There was a general consensus last week at IMN’s Winter Forum on Real Estate Opportunity and Private Fund Investing that the ongoing sea change in retail will be just as punishing in 2017 as it was in 2016, if not more so. Expect more store closures and bankruptcies as consumers defy expectations and as online sales gains continue to outpace same-store sales growth, observers said.

“If you own a mall with a Limited, Sports Authority and PacSun in it, you’re screwed,” David Puchi, managing partner of capital development at Baceline Investments, said, rattling off a few of 2016’s retail casualties. “I don’t know what you do. … The trends are not going away. The Limited is not coming back. Sports Authority is not coming back. Office Depot is not going to come back at 50,000 square feet. It’s just not happening.”

Sean Dalfen, president and chief investment officer for Dalfen America Corp., predicted a future where a much smaller roster of profitable players dominate.”I’m a firm believer that we’re going to end up with very few retail companies in the end, that many are going to drop off the globe,” he said.

Variations of Puchi’s and Dalfen’s fatalism have circulated around the retail business for years, since internet sales first began chipping into the foundations of brick-and-mortar-centric business models. But the remarks last week in Laguna Beach, Calif., had some added potency, coming just weeks after another “Even with new buildings being built, which is not a lot, footprints are decreasing,” Jonathan Hipp, president and CEO of Calkain Companies, said on a retail dedicated panel. “Everybody needs less space.”

Landlords and other cheerleaders of the brick-and-mortar model typically counter creeping pessimism in the space by framing store closures as an inevitable part of a cyclical business, and by touting the importance of storefronts as showrooms and service nodes in omnichannel strategies.
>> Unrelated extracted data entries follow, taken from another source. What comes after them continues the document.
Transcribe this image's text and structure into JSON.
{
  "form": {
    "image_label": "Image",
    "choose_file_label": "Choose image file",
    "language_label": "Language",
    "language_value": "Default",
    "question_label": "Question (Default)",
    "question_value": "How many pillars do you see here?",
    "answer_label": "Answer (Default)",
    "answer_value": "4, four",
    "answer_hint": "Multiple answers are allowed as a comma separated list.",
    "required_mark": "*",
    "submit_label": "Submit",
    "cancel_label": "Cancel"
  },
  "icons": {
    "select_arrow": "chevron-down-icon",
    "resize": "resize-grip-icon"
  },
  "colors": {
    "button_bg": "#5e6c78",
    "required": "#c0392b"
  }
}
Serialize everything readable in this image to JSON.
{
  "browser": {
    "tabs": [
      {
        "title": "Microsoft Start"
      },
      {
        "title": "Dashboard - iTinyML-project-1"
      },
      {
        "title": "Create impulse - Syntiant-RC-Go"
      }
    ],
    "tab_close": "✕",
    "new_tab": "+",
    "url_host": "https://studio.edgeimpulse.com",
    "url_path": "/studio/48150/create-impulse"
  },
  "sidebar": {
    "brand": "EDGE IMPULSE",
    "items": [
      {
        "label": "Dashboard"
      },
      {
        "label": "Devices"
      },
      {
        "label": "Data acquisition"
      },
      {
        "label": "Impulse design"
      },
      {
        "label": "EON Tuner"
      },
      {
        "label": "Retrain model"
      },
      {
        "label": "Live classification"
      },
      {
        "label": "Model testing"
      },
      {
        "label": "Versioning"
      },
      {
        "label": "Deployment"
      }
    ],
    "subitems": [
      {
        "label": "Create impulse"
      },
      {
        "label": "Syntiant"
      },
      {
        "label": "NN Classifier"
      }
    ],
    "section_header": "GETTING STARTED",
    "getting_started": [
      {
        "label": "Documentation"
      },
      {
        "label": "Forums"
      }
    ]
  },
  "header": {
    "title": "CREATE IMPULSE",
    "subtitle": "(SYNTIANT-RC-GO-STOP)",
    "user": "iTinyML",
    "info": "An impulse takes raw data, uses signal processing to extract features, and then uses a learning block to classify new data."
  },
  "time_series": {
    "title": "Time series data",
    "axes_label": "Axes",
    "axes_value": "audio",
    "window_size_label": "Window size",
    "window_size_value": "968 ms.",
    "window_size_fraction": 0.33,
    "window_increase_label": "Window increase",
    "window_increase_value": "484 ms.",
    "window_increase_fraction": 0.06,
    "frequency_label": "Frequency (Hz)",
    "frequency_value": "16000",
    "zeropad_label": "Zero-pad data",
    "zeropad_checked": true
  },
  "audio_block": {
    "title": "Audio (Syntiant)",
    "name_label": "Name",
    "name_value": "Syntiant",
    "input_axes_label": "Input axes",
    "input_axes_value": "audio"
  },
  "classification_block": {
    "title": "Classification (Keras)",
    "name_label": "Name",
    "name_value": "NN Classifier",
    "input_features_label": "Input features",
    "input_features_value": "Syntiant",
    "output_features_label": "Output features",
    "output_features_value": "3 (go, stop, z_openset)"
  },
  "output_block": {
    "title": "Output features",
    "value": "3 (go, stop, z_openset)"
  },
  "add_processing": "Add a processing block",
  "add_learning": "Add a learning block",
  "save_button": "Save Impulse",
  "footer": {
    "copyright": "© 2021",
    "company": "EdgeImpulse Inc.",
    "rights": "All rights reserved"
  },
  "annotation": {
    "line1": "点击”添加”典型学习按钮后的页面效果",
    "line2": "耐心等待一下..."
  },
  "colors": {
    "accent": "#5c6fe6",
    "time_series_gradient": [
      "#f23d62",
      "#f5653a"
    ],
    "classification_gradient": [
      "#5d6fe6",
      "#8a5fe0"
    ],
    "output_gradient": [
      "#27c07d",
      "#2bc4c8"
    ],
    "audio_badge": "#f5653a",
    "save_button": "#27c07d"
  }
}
To be sure, conference attendees last week testified to the many opportunities in “internet-resistant” retail, like restaurants, customer service-rich businesses at the high end and other experience-oriented models.

In an interview, Jeffrey Havsy, chief economist for Americas research at CBRE, said shopping centers are not going away, but their retailer mixes will continue to change, sometimes dramatically.”There’s going to be a decline in a lot of areas,” he said. “But they’ll just be replaced by different kinds of concepts.”Joel Mayer, managing director and head of retail for Rockwood Capital LLC, predicted many malls will be redeveloped into mixed-use assets, a market evolution that will present new opportunities, provided retailers, landlords and investors remain flexible and forward-looking.

“If you’re not looking forward in this business today, you’re going to lose,” Mayer said.

Dalfen said the greater opportunity, ultimately, may be in the industrial segment, a beneficiary of the explosion of online sales platforms and perhaps the darling real estate subsector currently.

“Whether it’s the paper on this table here, the mic, the shirt on my back, my shoes — everything is touching industrial today,” he said. “No other product type has that much universal appeal and demand. And no, it’s not sexy. But we all need it.”

Dalfen pointed out that even successful retailers with robust online platforms are going to have to evolve their supply chains, because delivery costs are substantially offsetting the profits from internet sales. Amazon has set a high bar with two-day delivery. Vacant retail space ultimately may be redeveloped to serve as both a showroom and an efficient, last-mile delivery outpost.

“Consumers have the power now,” he said.